Marsala, attentati incendiari contro coop e negoziante Il coordinatore di Libera: «Serve un’antimafia sociale»

È di nuovo escalation di attentati incendiari a Marsala. Da un paio di mesi, infatti, si registra un preoccupante, sempre più frequente, ricorso agli attentati incendiari. Gli investigatori sono al lavoro per decifrarne la natura e individuarne gli autori. Racket delle estorsioni o altro? È questo il primo nodo da sciogliere. 

L’episodio più grave e inquietante è quello dello scorso 26 aprile, quando un rogo di enormi proporzioni devastò, a Birgi, i locali e alcuni mezzi della Abc – Cooperative Ortofrutticole Riunite. Danni per almeno un milione di euro. E le conseguenze potevano essere ben più drammatiche. Non solo perché le fiamme avrebbero potuto raggiungere un vicino deposito di bombole di gas gpl, ma soprattutto perché al primo piano della struttura della cooperativa presieduta dal 61enne marsalese G.V. dormivano tre persone. Tre romeni, un uomo e due donne (una è la moglie dell’uomo), dipendenti regolarmente assunti dalla coop. I tre lavoravano da qualche tempo per l’Abc e, disponendo la coop di locali al primo piano, uffici e un appartamento, aveva concesso quest’ultimo in uso ai tre romeni. Fortuna ha voluto che i tre dipendenti si siano accorti in tempo dell’incendio divampato, intorno alle 2 di notte, nel cortile antistante e prima che il capannone fosse aggredito dalle fiamme sono riusciti a fuggire, mettendosi in salvo. 

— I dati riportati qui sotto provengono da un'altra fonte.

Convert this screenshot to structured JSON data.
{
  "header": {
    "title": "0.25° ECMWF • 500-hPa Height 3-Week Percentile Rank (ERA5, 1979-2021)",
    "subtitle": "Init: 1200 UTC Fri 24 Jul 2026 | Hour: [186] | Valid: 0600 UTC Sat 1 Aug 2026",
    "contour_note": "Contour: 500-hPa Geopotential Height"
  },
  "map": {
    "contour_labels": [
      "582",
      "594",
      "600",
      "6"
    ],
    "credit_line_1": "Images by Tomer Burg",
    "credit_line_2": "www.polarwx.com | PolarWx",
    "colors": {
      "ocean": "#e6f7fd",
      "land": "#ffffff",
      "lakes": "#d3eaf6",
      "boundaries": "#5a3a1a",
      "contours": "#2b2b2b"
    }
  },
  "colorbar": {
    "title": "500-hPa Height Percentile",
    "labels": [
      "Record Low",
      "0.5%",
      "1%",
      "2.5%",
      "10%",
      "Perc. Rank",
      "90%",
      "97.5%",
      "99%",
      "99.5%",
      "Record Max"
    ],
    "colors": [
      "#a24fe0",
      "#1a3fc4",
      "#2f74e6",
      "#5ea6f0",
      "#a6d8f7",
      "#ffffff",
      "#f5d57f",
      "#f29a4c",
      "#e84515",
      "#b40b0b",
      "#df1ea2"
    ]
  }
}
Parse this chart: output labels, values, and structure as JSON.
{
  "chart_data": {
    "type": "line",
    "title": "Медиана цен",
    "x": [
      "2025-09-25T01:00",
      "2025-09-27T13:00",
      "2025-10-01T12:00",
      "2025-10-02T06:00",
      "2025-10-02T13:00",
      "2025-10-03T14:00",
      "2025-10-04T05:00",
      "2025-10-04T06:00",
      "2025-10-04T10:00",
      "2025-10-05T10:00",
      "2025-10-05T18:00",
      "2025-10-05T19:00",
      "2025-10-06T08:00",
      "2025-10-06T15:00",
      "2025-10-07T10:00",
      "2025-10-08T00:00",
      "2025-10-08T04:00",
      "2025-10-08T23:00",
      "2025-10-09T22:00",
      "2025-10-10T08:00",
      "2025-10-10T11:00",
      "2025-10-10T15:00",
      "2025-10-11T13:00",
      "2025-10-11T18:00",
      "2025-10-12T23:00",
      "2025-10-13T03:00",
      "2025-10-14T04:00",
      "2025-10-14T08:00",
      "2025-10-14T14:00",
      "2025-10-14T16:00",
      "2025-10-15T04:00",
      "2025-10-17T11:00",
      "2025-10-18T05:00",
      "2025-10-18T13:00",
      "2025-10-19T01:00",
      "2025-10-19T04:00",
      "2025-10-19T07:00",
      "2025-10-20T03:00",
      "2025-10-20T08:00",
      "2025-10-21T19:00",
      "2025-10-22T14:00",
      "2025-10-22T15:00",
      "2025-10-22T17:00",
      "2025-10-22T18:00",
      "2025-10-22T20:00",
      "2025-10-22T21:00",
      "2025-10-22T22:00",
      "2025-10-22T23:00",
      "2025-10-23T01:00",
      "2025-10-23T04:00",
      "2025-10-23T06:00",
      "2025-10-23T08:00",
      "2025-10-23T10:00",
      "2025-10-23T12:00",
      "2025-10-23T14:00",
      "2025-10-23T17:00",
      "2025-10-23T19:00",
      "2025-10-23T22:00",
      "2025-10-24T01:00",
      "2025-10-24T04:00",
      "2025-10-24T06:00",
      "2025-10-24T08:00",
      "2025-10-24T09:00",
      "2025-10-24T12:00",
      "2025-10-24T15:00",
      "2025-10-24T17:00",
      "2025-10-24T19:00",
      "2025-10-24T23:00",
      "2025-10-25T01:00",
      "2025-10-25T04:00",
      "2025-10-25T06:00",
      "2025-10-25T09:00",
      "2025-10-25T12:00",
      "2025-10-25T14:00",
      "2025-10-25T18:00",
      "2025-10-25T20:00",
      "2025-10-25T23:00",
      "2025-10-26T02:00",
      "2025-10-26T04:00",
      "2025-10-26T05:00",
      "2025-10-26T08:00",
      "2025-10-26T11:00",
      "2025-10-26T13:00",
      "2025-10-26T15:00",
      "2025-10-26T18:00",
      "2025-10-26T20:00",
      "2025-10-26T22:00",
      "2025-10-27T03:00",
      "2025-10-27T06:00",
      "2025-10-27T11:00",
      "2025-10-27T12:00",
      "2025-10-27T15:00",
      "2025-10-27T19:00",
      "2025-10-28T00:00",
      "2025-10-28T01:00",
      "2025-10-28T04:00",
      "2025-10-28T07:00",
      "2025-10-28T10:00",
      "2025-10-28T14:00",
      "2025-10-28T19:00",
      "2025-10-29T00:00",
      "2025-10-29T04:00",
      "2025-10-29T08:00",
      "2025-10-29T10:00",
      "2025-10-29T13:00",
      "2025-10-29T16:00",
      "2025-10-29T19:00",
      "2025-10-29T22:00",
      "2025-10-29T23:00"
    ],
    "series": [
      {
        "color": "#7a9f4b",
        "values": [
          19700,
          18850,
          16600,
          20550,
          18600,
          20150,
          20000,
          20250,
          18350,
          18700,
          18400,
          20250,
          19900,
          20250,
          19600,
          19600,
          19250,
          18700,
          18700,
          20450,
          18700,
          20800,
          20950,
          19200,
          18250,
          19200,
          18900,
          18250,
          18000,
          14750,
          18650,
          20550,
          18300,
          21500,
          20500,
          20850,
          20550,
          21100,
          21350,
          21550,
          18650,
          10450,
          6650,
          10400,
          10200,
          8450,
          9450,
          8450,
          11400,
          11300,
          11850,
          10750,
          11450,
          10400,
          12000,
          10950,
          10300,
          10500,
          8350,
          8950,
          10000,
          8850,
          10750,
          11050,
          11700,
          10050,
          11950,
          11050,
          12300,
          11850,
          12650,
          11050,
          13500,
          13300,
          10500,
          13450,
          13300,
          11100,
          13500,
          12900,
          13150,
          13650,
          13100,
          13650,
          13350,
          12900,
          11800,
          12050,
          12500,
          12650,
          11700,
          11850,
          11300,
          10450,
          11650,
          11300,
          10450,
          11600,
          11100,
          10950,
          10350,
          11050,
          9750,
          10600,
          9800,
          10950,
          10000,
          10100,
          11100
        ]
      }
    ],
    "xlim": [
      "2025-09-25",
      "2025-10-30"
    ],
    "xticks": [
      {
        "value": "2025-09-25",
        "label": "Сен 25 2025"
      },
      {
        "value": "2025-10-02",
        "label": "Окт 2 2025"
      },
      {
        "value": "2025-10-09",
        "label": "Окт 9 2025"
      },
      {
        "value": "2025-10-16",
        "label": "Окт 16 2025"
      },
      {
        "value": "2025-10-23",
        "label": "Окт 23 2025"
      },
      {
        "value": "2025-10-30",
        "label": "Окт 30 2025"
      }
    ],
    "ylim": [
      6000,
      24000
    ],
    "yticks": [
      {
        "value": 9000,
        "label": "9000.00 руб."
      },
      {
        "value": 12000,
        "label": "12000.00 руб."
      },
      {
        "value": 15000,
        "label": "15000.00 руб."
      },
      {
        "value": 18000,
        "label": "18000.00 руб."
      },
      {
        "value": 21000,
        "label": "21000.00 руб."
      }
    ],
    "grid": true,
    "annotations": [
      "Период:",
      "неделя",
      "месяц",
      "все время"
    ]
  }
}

Adesso, invece, si apprende che è di natura dolosa anche l’incendio che ha semidistrutto la villa al mare, in zona Sibiliana (villaggio Olimpia), di un noto commerciante marsalese di origine salemitana, Armando Giammarinaro, titolare di uno dei più noti negozi di abbigliamento maschile della città: Karisma di via Roma. Le fiamme, appiccate alla veranda in legno, hanno poi aggredito altre parti dell’immobile, provocando danni per diverse decine di migliaia di euro. Il fatto è stato denunciato dal proprietario ai carabinieri. L’incendio è stato appiccato nel giorno del compleanno del proprietario. Un caso o la volontà di fare un regalo particolare? 

Infine, la notte di fuoco tra il 27 e 28 maggio scorsi, quando tra Marsala e Petrosino, nell’arco di poche ore, ben cinque auto sono state distrutte o gravemente danneggiate dalle fiamme. Tre furono ridotte a carcasse destinate alla rottamazione, le altre due hanno subito danni non indifferenti. Tra le prime, una Nissan Micra e una Toyota Yaris in sosta in un androne-parcheggio condominiale al civico 29 di via Tommaso Pipitone. Fatti sui quali è piuttosto interessante l’opinione di Salvatore Inguì, marsalese, coordinatore provinciale di Libera. «Prima di parlare di mafia – premette Inguì – bisogna usare una certa cautela. E questo per evitare il pericolo che passi il concetto ché se tutto è mafia, allora nulla è mafia. Ma questo, naturalmente, non significa escludere il fenomeno. Il nostro territorio, infatti, negli ultimi tempi, ha dimostrato che in realtà c’è una mafia viva. C’è una mafia che è fatta di gente che lavora sul territorio, che chiede consensi, che ha la possibilità di favorire, fornendo coperture e alloggi, le latitanze. Negli ultimi anni, abbiamo poi avuto due omicidi di soggetti legati alla criminalità e l’omicidio del maresciallo dei carabinieri Silvio Mirarchi». 

Secondo il coordinatore provinciale di Libera, «una presenza mafiosa è fuor di dubbio. Solo che – analizza – è una mafia che negli anni è riuscita a mantenersi contenuta negli episodi di sangue, negli episodi eclatanti, lavorando bene sulla componente che possiamo definire culturale, con la quale riesce a fare affari senza ricorrere alla violenza estrema, come gli omicidi o altri fatti eclatanti. Quello che sta avvenendo oggi è una spia di un territorio che ha bisogno, per una parte, di un ulteriore potenziamento delle forze dell’ordine, che umanamente più di quello che stanno facendo non è possibile fare, essendo costantemente impegnati nella repressione sia della micro-criminalità che della macro-criminalità, mentre d’altra parte, mentre c’è un’antimafia giudiziaria che va potenziata perché non ce la fa, occorre un’antimafia sociale con incremento di attività culturali che aiutino le persone a comprendere meglio l’entità del fenomeno, nonché il ripristino della dignità del lavoro, per poter contrastare la mafia alle radici. Perché arrestare i mafiosi è, in qualche modo, tagliare le chiome, ma l’antimafia sociale deve affrontare il problema alle radici».